Gentle Object Retraction in Dense Clutter Using Multimodal Force Sensing and Imitation Learning
Dane Brouwer, Joshua Citron, Heather Nolte, Jeannette Bohg, Mark Cutkosky
TL;DR
This paper tackles the challenge of safely retracting objects from densely cluttered environments by embracing contact rather than avoiding it. It introduces a sensorized end-effector and a diffusion-based imitation-learning framework that fuses eye-in-hand vision, proprioception, non-prehensile tactile sensing, wrench estimates, and suction-pressure signals. Through a force ablation study on 100 demonstrations across highly variable clutter scenes, the authors show that incorporating force modalities reduces excessive-contact events and improves both success rate and speed, with the combination of wrench and tactile sensing delivering the strongest gains (up to 80% over a no-force baseline). The work highlights the value of multimodal sensing for contact-rich manipulation in constrained spaces and suggests future directions in kinesthetic feedback, adaptive gentleness, and broader generalization to unseen objects and environments.
Abstract
Dense collections of movable objects are common in everyday spaces-from cabinets in a home to shelves in a warehouse. Safely retracting objects from such collections is difficult for robots, yet people do it frequently, leveraging learned experience in tandem with vision and non-prehensile tactile sensing on the sides and backs of their hands and arms. We investigate the role of contact force sensing for training robots to gently reach into constrained clutter and extract objects. The available sensing modalities are (1) "eye-in-hand" vision, (2) proprioception, (3) non-prehensile triaxial tactile sensing, (4) contact wrenches estimated from joint torques, and (5) a measure of object acquisition obtained by monitoring the vacuum line of a suction cup.

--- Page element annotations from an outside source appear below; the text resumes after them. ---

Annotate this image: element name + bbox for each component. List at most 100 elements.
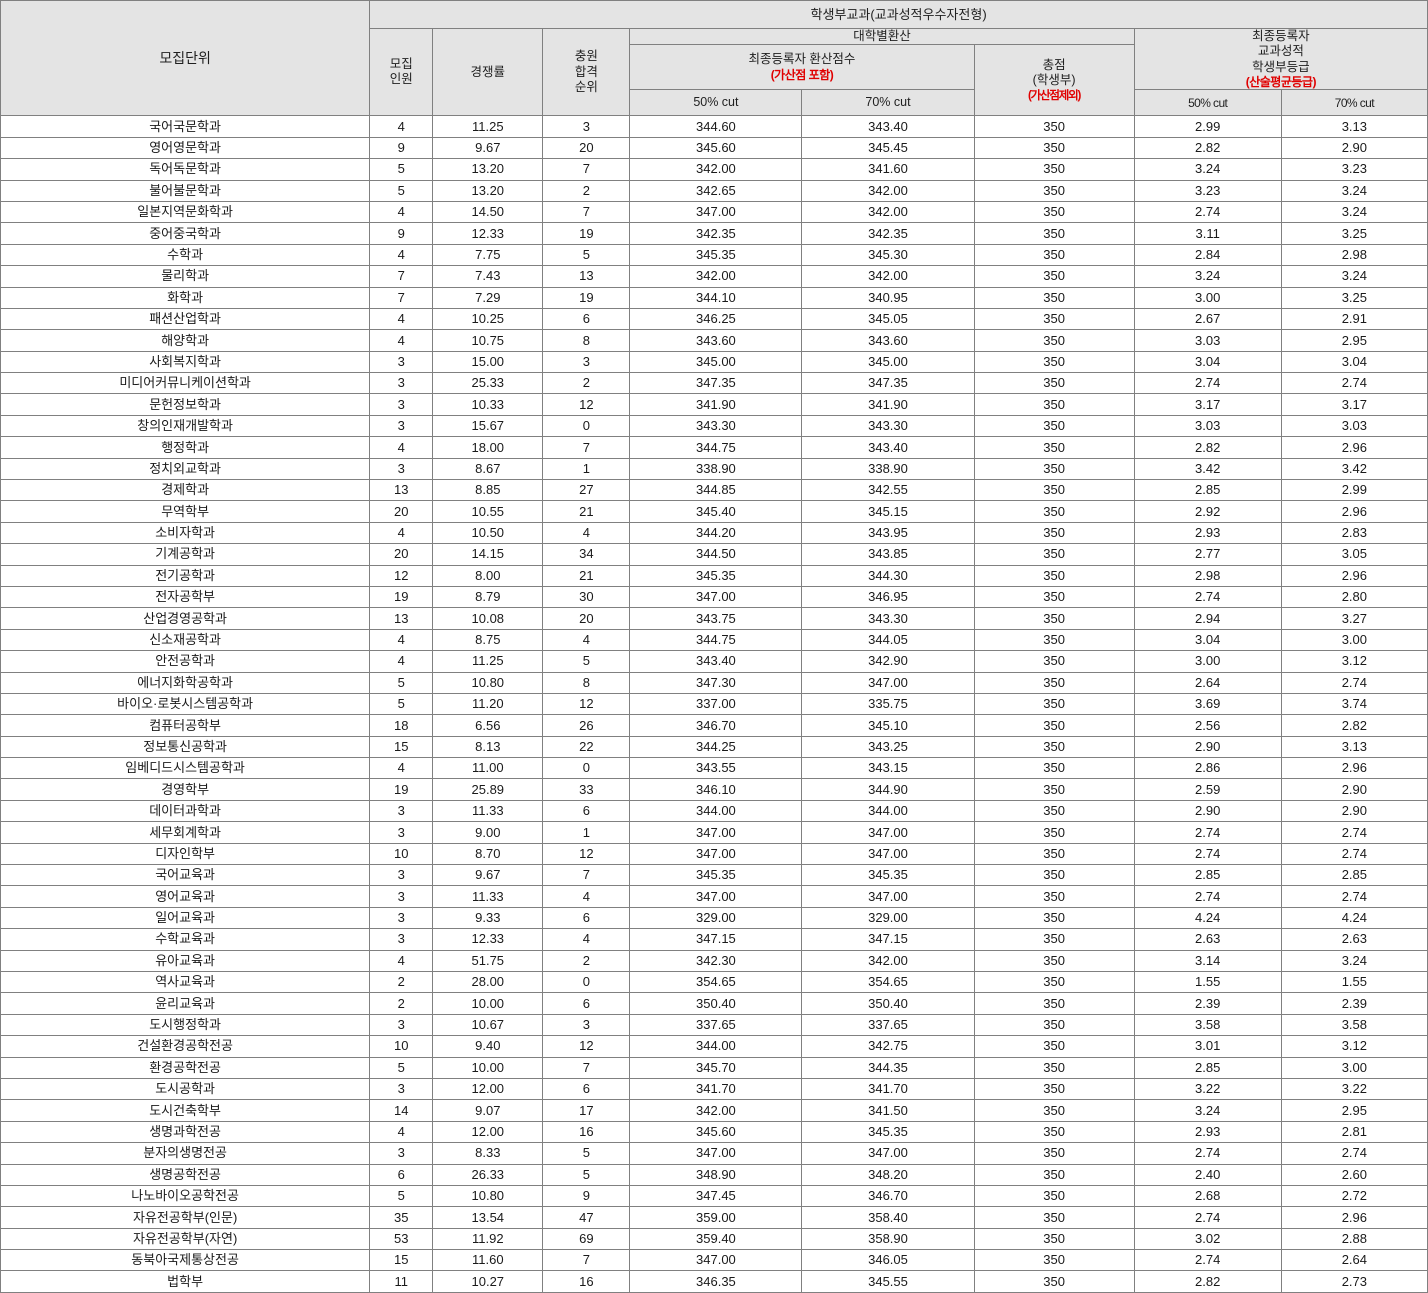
cell-grade-cut50: 2.74 (1133, 372, 1282, 395)
cell-unit-name: 독어독문학과 (0, 158, 371, 181)
cell-waitlist-rank: 33 (542, 778, 631, 801)
cell-unit-name: 도시공학과 (0, 1077, 371, 1101)
cell-competition-ratio: 11.25 (432, 650, 544, 673)
cell-competition-ratio: 9.67 (432, 136, 544, 160)
cell-waitlist-rank: 7 (542, 158, 631, 181)
cell-total-score: 350 (973, 329, 1135, 352)
cell-unit-name: 정보통신공학과 (0, 735, 371, 759)
cell-grade-cut50: 2.59 (1133, 778, 1282, 801)
cell-score-cut70: 335.75 (801, 692, 975, 716)
table-row: 컴퓨터공학부 18 6.56 26 346.70 345.10 350 2.56 2.82 (0, 714, 1428, 737)
cell-score-cut50: 350.40 (629, 992, 803, 1015)
cell-grade-cut70: 2.73 (1280, 1270, 1428, 1293)
quota-line-2: 인원 (389, 72, 413, 87)
cell-grade-cut70: 3.42 (1280, 457, 1428, 481)
cell-quota: 4 (369, 436, 434, 459)
cell-score-cut70: 344.90 (801, 778, 975, 801)
cell-grade-cut70: 3.74 (1280, 692, 1428, 716)
cell-unit-name: 해양학과 (0, 329, 371, 352)
cell-total-score: 350 (973, 864, 1135, 887)
cell-unit-name: 전자공학부 (0, 585, 371, 609)
cell-grade-cut70: 3.24 (1280, 949, 1428, 973)
cell-unit-name: 환경공학전공 (0, 1056, 371, 1079)
cell-waitlist-rank: 19 (542, 222, 631, 245)
cell-competition-ratio: 12.33 (432, 928, 544, 951)
cell-competition-ratio: 8.70 (432, 842, 544, 866)
table-row: 분자의생명전공 3 8.33 5 347.00 347.00 350 2.74 2.74 (0, 1142, 1428, 1165)
cell-unit-name: 행정학과 (0, 436, 371, 459)
cell-grade-cut70: 2.60 (1280, 1163, 1428, 1186)
cell-score-cut50: 359.40 (629, 1227, 803, 1251)
cell-unit-name: 윤리교육과 (0, 992, 371, 1015)
cell-unit-name: 국어교육과 (0, 864, 371, 887)
cell-total-score: 350 (973, 992, 1135, 1015)
cell-waitlist-rank: 20 (542, 607, 631, 630)
cell-score-cut70: 358.40 (801, 1206, 975, 1229)
cell-grade-cut50: 2.74 (1133, 821, 1282, 844)
cell-competition-ratio: 11.25 (432, 115, 544, 138)
cell-unit-name: 유아교육과 (0, 949, 371, 973)
cell-total-score: 350 (973, 350, 1135, 374)
cell-quota: 7 (369, 286, 434, 309)
cell-grade-cut70: 3.25 (1280, 222, 1428, 245)
cell-waitlist-rank: 8 (542, 671, 631, 694)
table-row: 신소재공학과 4 8.75 4 344.75 344.05 350 3.04 3.00 (0, 628, 1428, 652)
cell-grade-cut70: 2.96 (1280, 1206, 1428, 1229)
grade-note: (산술평균등급) (1245, 74, 1317, 89)
cell-competition-ratio: 10.55 (432, 500, 544, 523)
cell-grade-cut50: 3.23 (1133, 179, 1282, 202)
cell-waitlist-rank: 2 (542, 949, 631, 973)
cell-total-score: 350 (973, 757, 1135, 780)
cell-total-score: 350 (973, 735, 1135, 759)
cell-grade-cut50: 2.39 (1133, 992, 1282, 1015)
cell-unit-name: 경제학과 (0, 479, 371, 502)
cell-waitlist-rank: 20 (542, 136, 631, 160)
column-header-total-score: 총점 (학생부) (가산점제외) (973, 44, 1135, 117)
cell-grade-cut50: 3.22 (1133, 1077, 1282, 1101)
cell-total-score: 350 (973, 928, 1135, 951)
cell-competition-ratio: 8.75 (432, 628, 544, 652)
cell-total-score: 350 (973, 821, 1135, 844)
cell-unit-name: 소비자학과 (0, 521, 371, 545)
cell-competition-ratio: 8.33 (432, 1142, 544, 1165)
cell-grade-cut70: 2.39 (1280, 992, 1428, 1015)
cell-unit-name: 임베디드시스템공학과 (0, 757, 371, 780)
table-row: 역사교육과 2 28.00 0 354.65 354.65 350 1.55 1.55 (0, 970, 1428, 994)
cell-score-cut70: 329.00 (801, 906, 975, 930)
cell-score-cut50: 345.35 (629, 243, 803, 267)
cell-grade-cut50: 3.42 (1133, 457, 1282, 481)
table-row: 일본지역문화학과 4 14.50 7 347.00 342.00 350 2.74 3.24 (0, 200, 1428, 224)
cell-quota: 19 (369, 585, 434, 609)
cell-waitlist-rank: 5 (542, 243, 631, 267)
cell-unit-name: 자유전공학부(자연) (0, 1227, 371, 1251)
cell-score-cut70: 342.75 (801, 1035, 975, 1058)
cell-score-cut70: 344.35 (801, 1056, 975, 1079)
cell-total-score: 350 (973, 1035, 1135, 1058)
cell-unit-name: 데이터과학과 (0, 799, 371, 823)
cell-score-cut50: 342.00 (629, 265, 803, 288)
cell-total-score: 350 (973, 650, 1135, 673)
table-row: 안전공학과 4 11.25 5 343.40 342.90 350 3.00 3.12 (0, 650, 1428, 673)
table-row: 경제학과 13 8.85 27 344.85 342.55 350 2.85 2.99 (0, 479, 1428, 502)
cell-quota: 3 (369, 414, 434, 438)
cell-grade-cut50: 3.24 (1133, 1099, 1282, 1122)
cell-score-cut50: 344.75 (629, 628, 803, 652)
cell-grade-cut50: 3.11 (1133, 222, 1282, 245)
cell-total-score: 350 (973, 949, 1135, 973)
cell-quota: 3 (369, 350, 434, 374)
cell-score-cut70: 344.05 (801, 628, 975, 652)
table-row: 동북아국제통상전공 15 11.60 7 347.00 346.05 350 2.74 2.64 (0, 1249, 1428, 1272)
column-header-competition-ratio: 경쟁률 (432, 27, 544, 117)
cell-total-score: 350 (973, 1056, 1135, 1079)
cell-grade-cut50: 3.02 (1133, 1227, 1282, 1251)
cell-grade-cut50: 3.03 (1133, 329, 1282, 352)
table-row: 중어중국학과 9 12.33 19 342.35 342.35 350 3.11 3.25 (0, 222, 1428, 245)
cell-competition-ratio: 14.15 (432, 543, 544, 566)
cell-waitlist-rank: 5 (542, 650, 631, 673)
cell-grade-cut70: 2.64 (1280, 1249, 1428, 1272)
cell-quota: 15 (369, 1249, 434, 1272)
cell-waitlist-rank: 12 (542, 692, 631, 716)
cell-total-score: 350 (973, 500, 1135, 523)
cell-score-cut70: 342.55 (801, 479, 975, 502)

We use imitation learning to train policies from a set of demonstrations on randomly generated scenes, then conduct an ablation study of wrench and tactile information. We evaluate each policy's performance across 40 unseen environment configurations. Policies employing any force sensing show fewer excessive force failures, an increased overall success rate, and faster completion times. The best performance is achieved using both tactile and wrench information, producing an 80% improvement above the baseline without force information.